Put more simply: When the painkillers cannot bind to the receptors, they cannot alleviate the patient’s pain as effectively, Harris says. The reduced availability of the receptors could result from a reduced number of opioid receptors, enhanced release of endogenous opioids (opioids, such as endorphins, that are produced naturally by the body), or both, Harris says.

The research team also found a possible link with depression. The PET scans showed that the fibromyalgia patients with more depressive symptoms had reductions of MOR binding potential in the amygdala, a region of the brain thought to modulate mood and the emotional dimension of pain.

The study subjects were 17 women with fibromyalgia and 17 women without the condition.

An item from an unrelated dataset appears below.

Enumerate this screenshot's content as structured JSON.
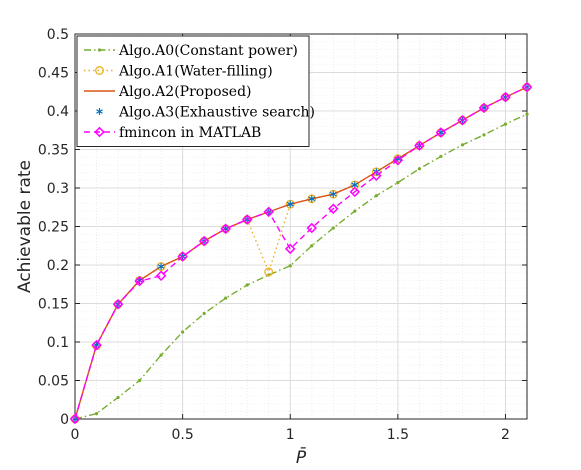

The senior author of the paper was Jon-Kar Zubieta, M.D., Ph.D., the Phil F. Jenkins Research Professor of Depression in the U-M Department of Psychiatry and a member of U-M’s Molecular and Behavioral Neuroscience Institute, Depression Center and Department of Radiology. Other authors were Daniel J. Clauw, M.D.; David J. Scott, Ph.D.; Samuel A. McLean, M.D., MPH; and Richard H. Gracely, Ph.D.

The research was supported by grants from the Department of the Army; the National Center for Research Resources, a component of the National Institutes of Health; and the NIH. Harris was supported by an NIH–National Center for Complementary and Alternative Medicine Grant. McLean was supported by an NIH grant.